Acredito que essa discussão não aponta apenas para uma tendência no cinema independente americano – ela também providencia um espelho para tendências em outros cinemas nacionais, inclusive o nosso. Apesar das minorias étnicas brasileiras não serem tão facilmente identificáveis – devido muito às implicações da nossa miscigenação no consciente coletivo – nossas minorias (na verdade maiorias) sociais são duramente aparentes.
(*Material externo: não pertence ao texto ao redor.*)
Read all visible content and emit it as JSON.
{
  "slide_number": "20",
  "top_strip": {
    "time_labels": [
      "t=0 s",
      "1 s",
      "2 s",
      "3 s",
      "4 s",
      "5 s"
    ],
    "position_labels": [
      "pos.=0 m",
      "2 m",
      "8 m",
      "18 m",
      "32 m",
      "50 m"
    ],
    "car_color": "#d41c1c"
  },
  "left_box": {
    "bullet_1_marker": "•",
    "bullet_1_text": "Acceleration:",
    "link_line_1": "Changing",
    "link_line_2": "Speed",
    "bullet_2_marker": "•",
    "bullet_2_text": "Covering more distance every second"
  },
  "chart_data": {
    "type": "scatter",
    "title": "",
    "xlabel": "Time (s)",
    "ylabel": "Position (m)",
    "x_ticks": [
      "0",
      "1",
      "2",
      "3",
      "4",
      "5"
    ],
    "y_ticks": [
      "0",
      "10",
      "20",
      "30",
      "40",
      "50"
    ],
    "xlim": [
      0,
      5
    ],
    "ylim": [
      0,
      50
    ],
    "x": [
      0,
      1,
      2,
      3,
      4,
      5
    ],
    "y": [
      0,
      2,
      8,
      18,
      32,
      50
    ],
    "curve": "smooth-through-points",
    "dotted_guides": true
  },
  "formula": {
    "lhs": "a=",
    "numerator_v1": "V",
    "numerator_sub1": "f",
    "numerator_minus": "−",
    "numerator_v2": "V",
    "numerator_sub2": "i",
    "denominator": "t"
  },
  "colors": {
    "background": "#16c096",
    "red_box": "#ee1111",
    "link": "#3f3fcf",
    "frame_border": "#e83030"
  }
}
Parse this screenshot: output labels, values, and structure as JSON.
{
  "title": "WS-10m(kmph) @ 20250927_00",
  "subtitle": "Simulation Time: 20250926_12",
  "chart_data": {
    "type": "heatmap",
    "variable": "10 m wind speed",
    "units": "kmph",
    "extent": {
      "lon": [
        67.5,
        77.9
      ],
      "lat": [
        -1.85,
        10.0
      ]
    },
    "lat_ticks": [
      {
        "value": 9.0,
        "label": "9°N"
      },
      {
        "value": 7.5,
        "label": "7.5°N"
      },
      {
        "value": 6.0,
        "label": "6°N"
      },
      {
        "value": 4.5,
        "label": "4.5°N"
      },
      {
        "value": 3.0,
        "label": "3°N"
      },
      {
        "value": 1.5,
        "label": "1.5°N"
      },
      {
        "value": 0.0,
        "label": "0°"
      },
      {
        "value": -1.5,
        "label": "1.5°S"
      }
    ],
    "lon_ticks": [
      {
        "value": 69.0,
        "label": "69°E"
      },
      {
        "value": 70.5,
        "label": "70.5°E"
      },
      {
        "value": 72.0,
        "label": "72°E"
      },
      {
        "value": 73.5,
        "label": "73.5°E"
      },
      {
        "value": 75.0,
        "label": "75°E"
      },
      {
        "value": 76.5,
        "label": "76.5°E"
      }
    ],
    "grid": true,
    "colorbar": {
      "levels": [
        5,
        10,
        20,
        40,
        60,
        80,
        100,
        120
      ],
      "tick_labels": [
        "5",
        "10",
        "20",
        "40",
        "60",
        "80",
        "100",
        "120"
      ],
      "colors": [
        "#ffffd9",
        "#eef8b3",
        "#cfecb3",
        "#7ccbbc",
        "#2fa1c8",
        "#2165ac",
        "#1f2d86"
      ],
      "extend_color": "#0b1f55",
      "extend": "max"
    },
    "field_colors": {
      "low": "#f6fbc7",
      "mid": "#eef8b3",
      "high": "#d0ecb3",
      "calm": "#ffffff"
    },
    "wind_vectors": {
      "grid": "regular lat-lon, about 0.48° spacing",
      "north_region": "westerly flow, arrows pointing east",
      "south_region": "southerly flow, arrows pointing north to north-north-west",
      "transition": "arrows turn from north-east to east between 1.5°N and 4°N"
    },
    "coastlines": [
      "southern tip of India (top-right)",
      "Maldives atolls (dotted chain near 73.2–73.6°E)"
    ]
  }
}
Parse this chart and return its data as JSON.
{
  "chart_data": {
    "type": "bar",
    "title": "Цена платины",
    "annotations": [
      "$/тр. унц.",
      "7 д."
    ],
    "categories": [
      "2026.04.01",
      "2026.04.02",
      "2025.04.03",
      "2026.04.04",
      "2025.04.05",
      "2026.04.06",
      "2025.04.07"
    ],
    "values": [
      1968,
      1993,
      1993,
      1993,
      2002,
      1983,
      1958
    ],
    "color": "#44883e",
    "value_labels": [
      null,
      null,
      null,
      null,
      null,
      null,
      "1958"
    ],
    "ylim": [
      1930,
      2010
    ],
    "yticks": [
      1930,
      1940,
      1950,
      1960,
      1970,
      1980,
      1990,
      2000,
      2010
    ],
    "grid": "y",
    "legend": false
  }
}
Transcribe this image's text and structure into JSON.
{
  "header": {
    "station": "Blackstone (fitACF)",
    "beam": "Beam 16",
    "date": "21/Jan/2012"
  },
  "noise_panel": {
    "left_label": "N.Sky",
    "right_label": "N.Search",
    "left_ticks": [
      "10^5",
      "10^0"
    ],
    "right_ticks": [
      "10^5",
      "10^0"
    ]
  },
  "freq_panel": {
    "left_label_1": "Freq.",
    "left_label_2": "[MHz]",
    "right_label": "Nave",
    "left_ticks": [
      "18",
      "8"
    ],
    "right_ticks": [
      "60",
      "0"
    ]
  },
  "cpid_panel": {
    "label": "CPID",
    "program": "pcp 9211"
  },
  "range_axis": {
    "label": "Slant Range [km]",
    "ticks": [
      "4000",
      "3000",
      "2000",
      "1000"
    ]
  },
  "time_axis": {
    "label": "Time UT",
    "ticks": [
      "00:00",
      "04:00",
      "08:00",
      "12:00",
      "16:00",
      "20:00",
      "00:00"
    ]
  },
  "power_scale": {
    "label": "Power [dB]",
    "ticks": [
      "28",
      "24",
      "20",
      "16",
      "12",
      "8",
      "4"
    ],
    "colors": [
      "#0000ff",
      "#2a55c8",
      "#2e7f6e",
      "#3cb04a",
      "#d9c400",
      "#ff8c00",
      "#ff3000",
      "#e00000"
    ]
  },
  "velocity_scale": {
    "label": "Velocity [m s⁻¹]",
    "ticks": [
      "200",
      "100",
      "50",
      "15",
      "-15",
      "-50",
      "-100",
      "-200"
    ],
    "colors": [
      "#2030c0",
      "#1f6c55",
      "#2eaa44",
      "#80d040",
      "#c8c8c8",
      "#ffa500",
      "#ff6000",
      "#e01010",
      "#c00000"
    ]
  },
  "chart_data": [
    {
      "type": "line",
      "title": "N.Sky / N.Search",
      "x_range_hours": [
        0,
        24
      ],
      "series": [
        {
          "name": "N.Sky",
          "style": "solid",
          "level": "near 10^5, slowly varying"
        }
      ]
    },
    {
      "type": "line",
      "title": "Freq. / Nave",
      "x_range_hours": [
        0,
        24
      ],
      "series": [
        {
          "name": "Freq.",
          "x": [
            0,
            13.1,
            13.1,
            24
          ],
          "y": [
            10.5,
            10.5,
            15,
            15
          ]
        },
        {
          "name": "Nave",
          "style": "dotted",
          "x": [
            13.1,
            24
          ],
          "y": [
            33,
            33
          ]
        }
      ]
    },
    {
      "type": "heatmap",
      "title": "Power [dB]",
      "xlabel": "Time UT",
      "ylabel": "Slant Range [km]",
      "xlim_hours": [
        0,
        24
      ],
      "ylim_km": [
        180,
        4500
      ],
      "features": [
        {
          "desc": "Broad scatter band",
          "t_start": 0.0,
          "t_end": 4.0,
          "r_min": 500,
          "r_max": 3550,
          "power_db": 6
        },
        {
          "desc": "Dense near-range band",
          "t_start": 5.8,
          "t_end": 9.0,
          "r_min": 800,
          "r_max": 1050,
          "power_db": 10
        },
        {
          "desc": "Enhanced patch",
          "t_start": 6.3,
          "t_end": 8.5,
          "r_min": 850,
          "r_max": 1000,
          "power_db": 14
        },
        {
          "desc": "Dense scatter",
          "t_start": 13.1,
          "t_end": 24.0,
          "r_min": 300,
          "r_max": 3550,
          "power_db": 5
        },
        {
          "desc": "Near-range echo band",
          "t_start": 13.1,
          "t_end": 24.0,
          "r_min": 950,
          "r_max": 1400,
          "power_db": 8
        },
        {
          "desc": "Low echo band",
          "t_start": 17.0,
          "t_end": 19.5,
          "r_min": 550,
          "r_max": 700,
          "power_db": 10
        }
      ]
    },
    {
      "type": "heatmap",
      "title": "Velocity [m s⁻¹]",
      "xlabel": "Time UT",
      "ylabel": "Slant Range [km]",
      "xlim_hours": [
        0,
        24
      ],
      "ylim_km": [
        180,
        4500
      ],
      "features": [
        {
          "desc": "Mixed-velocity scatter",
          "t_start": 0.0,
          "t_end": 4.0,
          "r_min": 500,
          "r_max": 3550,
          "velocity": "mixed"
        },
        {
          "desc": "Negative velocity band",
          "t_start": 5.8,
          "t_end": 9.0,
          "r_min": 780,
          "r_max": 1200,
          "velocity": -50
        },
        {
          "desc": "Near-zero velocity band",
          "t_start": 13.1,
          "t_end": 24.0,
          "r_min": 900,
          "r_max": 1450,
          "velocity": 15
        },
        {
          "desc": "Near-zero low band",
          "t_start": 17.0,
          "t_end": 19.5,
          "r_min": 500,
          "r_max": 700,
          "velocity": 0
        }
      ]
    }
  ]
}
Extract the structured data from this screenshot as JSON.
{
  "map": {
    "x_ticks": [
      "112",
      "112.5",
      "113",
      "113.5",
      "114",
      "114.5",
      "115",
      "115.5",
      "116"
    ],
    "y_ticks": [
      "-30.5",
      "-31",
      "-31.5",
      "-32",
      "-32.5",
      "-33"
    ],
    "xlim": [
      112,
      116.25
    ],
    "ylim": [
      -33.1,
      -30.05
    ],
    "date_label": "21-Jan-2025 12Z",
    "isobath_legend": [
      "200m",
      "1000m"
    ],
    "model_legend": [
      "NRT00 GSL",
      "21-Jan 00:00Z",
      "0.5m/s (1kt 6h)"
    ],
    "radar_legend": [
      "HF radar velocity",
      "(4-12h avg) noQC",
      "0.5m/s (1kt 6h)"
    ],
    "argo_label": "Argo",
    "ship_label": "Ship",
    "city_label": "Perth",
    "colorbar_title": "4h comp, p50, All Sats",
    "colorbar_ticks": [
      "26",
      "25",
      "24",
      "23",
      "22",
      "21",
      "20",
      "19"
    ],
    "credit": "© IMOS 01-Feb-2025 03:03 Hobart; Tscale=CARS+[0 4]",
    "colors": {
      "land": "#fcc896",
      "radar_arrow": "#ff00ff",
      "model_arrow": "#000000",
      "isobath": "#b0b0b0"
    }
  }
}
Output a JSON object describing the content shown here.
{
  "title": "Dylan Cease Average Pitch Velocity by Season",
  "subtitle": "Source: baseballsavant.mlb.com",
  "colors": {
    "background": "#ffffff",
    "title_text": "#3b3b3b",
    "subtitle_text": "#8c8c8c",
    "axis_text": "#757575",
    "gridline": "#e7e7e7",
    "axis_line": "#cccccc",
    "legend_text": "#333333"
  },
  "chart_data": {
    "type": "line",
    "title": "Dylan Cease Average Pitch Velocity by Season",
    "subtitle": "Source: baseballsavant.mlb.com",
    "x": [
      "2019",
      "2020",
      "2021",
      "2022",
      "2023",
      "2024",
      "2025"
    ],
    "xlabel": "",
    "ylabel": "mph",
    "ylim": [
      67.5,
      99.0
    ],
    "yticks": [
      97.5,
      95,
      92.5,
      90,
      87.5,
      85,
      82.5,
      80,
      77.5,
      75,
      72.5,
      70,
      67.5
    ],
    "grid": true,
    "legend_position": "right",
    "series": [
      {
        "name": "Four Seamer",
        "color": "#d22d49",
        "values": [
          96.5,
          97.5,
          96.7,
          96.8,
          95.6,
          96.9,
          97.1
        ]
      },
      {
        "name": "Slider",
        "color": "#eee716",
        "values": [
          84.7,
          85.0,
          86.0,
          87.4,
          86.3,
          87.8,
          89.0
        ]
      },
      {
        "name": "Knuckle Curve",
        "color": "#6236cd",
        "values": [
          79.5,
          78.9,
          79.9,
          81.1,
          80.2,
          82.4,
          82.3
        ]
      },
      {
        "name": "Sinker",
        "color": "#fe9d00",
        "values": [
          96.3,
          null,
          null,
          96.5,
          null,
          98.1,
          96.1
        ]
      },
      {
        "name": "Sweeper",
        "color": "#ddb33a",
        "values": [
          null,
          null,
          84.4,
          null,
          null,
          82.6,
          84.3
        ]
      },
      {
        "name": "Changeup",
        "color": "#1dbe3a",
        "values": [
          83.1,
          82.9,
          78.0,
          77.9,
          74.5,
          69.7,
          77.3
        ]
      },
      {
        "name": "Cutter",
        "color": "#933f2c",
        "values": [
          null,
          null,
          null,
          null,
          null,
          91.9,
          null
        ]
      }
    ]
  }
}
Ao nosso redor e no nosso cinema.

Os motivos dessa predileção pelo retrato do outro, do excluído, são inúmeros tanto quanto são individuais. Mas a responsabilidade do realizador é a mesma – e volto aqui à pergunta: existe um interesse real no problema humano retratado ou esse problema é utilizado somente para atender aos fins formais ou temáticos de uma tendência?

A última opção revela não somente um oportunismo por parte do realizador mas também a exploração da minoria retratada. Tal exploração é muitas vezes inconsciente, já que se tornou perfeitamente internalizada e aceita. O que nós falhamos em perceber é que essa exploração estética é uma extensão direta da exploração brutal da qual as minorias (étnicas ou econômicas) já são vitimas, antes do cinema. Algo que Joaquim Pedro de Andrade conseguiu diagnosticar com precisão no seu monumental curta Brasília, Contradições de uma Cidade Nova, onde os trabalhadores que constroem a nova cidade jamais poderão usufruir de seus prazeres estéticos.